Около одиннадцати утра обезумевшая, измученная солнцепеком толпа, чей напор сдерживала элита невозмутимых блюстителей порядка в расшитых доломанах и пенных киверах, взревела от восторга. В черных фраках и цилиндрах, торжественные, исполненные сознания собственного достоинства, появились на углу телеграфного здания министры и сам Президент, а за ними парламентская комиссия, Верховный суд, Государственный совет, традиционные политические партии, высшее духовенство, высокие представители банков, торговли и промышленности. Президент республики - лысый, кургузенький, в годах, болезненного вида - семенил под ошалелыми взглядами людей, которые когда-то заглазно сделали его верховным властителем и лишь теперь удостоверились в его реальном существовании. Рядом с ним выступали огрузневшие от понимания собственной значимости архиепископы и военные чины с выпяченной грудью в непробиваемой броне орденов, но лишь он один был окружен сиянием высшей власти.
Вторым потоком в мерном колыхании траурных шелков плыли королевы всего сущего и всего грядущего.

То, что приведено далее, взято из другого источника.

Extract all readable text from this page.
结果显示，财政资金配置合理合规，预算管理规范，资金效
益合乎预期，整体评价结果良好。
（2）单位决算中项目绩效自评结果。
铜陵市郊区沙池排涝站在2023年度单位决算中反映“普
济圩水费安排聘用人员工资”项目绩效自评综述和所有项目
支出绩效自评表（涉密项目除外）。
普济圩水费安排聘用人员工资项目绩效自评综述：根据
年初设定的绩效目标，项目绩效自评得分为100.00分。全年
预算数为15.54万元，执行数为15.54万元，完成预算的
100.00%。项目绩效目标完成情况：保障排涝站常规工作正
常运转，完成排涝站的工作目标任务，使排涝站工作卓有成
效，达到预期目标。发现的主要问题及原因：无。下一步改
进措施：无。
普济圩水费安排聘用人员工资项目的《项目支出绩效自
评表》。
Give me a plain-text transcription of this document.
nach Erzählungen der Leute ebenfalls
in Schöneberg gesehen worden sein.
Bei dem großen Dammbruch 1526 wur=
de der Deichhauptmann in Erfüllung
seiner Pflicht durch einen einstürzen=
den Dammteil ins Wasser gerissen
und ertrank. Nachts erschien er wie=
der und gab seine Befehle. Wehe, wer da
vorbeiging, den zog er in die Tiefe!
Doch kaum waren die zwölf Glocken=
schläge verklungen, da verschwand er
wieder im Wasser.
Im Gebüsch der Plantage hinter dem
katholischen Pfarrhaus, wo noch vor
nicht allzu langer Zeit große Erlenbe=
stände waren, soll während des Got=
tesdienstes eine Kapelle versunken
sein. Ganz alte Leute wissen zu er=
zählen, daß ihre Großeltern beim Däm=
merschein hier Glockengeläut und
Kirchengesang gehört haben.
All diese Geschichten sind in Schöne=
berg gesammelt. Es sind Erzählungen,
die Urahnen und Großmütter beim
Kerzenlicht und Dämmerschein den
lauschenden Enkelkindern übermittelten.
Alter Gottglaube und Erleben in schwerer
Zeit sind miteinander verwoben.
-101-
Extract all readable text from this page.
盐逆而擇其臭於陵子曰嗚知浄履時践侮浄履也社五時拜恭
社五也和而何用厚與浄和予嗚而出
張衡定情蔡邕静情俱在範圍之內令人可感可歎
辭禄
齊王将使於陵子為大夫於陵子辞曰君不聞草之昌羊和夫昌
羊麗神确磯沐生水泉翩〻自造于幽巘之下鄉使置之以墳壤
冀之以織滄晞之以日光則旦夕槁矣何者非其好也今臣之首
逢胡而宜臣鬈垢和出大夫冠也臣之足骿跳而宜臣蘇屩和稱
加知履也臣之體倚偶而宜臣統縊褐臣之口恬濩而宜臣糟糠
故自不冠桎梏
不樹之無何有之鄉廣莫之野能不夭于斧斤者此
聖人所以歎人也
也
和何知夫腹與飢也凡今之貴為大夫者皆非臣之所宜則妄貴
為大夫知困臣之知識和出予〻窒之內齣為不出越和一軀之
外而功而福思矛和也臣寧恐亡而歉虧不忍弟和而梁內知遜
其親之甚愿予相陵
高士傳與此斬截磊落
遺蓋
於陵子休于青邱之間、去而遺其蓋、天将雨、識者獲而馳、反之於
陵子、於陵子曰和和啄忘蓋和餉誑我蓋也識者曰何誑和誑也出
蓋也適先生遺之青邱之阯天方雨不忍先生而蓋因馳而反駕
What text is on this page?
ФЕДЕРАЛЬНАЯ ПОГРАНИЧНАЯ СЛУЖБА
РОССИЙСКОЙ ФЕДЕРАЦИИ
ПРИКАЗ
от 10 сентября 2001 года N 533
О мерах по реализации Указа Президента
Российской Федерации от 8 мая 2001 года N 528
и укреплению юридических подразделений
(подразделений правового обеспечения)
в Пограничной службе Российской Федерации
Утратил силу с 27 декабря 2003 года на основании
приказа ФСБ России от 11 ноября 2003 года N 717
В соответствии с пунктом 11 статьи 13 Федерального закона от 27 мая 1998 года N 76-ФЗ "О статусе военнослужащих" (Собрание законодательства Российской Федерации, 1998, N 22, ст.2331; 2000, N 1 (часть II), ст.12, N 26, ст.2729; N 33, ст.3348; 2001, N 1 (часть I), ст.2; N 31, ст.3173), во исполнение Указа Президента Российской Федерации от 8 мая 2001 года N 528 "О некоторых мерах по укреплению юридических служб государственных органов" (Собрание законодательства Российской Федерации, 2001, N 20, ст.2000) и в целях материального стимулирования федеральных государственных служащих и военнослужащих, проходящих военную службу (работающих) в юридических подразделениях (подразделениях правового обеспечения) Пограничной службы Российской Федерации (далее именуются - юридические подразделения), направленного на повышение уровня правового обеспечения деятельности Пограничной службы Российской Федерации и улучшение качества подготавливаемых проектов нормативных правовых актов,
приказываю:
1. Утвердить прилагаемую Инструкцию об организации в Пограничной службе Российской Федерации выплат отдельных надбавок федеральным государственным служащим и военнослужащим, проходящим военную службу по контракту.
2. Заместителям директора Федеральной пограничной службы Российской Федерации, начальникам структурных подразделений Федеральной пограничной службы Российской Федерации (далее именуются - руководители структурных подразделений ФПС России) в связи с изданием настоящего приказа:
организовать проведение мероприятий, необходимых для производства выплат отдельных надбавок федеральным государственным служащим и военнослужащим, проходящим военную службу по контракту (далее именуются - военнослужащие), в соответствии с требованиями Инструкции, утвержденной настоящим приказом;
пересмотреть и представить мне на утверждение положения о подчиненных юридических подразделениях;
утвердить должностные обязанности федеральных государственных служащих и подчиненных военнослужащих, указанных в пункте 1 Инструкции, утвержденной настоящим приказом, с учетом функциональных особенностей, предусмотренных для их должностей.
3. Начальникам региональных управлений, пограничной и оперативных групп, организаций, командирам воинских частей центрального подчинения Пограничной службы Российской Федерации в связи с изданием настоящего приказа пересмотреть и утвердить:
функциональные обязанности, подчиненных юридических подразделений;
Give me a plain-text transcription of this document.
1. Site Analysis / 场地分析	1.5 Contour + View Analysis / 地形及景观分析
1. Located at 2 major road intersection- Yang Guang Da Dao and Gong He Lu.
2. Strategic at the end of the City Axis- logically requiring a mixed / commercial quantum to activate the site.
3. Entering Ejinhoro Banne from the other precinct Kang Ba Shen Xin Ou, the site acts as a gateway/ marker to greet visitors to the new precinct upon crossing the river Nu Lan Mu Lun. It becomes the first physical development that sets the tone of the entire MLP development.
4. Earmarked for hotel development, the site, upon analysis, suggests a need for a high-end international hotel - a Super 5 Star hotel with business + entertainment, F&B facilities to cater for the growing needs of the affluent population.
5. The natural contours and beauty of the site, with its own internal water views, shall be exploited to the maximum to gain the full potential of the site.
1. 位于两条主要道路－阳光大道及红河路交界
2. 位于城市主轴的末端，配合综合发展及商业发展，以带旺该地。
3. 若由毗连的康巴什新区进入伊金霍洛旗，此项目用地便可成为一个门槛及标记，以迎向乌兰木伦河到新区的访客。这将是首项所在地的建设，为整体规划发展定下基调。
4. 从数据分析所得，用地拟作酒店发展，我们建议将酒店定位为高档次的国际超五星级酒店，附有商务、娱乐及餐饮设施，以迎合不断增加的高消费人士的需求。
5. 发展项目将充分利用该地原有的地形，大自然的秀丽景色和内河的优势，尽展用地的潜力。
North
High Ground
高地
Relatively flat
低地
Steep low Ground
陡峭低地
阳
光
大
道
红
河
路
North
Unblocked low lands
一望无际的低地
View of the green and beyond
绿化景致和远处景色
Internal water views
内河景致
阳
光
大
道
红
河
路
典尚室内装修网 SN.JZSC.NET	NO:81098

Впервые без ярких роскошных нарядов шли вслед за Королевой мира королева манго, королева зеленой ауйамы, королева гвинейских бананов, королева мучнистой юкки, королева гуайявы, королева кокосового масла, королева черной фасоли, королева четырехсотдвадцатишестиметровой связки яиц игуаны и все остальные королевы, которых не счесть и которых мы не упомянули, дабы не слишком растягивать этот список.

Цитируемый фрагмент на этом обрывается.